Malicious ML Model Detection by Learning Dynamic Behaviors
Sarang Nambiar, Dhruv Pradhan, Ezekiel Soremekun
TLDR
DynaHug detects malicious pre-trained ML models by learning benign models' dynamic runtime behaviors, outperforming static analysis.
Key contributions
- Addresses limitations of static analysis in detecting malicious ML models.
- Proposes DynaHug, using dynamic analysis and one-class SVM to learn benign model behaviors.
- Evaluated on over 25,000 models from Hugging Face and MalHug.

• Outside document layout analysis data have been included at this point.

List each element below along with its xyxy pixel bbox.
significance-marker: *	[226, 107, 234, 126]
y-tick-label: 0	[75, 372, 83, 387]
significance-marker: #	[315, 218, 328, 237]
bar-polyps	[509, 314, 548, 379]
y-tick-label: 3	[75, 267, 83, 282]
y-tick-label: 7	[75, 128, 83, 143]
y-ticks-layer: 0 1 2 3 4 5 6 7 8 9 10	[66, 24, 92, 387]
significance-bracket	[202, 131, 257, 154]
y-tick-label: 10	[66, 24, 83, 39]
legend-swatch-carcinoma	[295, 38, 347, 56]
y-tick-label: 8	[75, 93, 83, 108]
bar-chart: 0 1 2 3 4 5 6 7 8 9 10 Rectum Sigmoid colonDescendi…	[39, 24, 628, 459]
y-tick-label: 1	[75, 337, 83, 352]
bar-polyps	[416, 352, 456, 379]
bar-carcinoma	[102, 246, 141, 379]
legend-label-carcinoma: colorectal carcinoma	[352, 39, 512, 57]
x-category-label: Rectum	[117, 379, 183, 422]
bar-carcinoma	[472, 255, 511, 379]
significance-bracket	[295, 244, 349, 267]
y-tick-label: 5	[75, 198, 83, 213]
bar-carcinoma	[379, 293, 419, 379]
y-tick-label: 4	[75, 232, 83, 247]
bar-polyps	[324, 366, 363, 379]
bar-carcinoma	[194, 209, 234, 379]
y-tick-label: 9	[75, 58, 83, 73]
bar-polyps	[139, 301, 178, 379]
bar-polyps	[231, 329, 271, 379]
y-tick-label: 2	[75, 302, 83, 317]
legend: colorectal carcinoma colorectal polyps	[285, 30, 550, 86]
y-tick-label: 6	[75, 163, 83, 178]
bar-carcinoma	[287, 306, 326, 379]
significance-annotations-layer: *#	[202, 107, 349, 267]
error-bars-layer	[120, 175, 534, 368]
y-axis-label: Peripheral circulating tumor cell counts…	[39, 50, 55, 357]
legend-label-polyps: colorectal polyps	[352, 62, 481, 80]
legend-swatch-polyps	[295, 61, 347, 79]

- Outperforms state-of-the-art detectors by up to 44% in F1-score.
Why it matters
The proliferation of pre-trained models from hubs introduces significant security risks due to potential malicious code execution. DynaHug offers a robust solution by dynamically analyzing model behaviors, significantly improving detection rates. This enhances the trustworthiness and safety of the ML supply chain for users.
Original Abstract
Pre-trained machine learning models (PTMs) are commonly provided via Model Hubs (e.g., Hugging Face) in standard formats like Pickles to facilitate accessibility and reuse. However, this ML supply chain setting is susceptible to malicious attacks that are capable of executing arbitrary code on trusted user environments, e.g., during model loading. To detect malicious PTMs, state-of-the-art detectors (e.g., PickleScan) rely on rules, heuristics, or static analysis, but ignore runtime model behaviors. Consequently, they either miss malicious models due to under-approximation (blacklisting) or miscategorize benign models due to over-approximation (static analysis or whitelisting). To address this challenge, we propose a novel technique (DynaHug) which detects malicious PTMs by learning the behavior of benign PTMs using dynamic analysis and machine learning (ML). DynaHug trains an ML classifier (one-class SVM (OCSVM)) on the runtime behaviours of task-specific benign models. We evaluate DynaHug using over 25,000 benign and malicious PTMs from different sources including Hugging Face and MalHug. We also compare DynaHug to several state-of-the-art detectors including static, dynamic and LLM-based detectors. Results show that DynaHug is up to 44% more effective than existing baselines in terms of F1-score. Our ablation study demonstrates that our design decisions (dynamic analysis, OCSVM, clustering) contribute positively to DynaHug's effectiveness.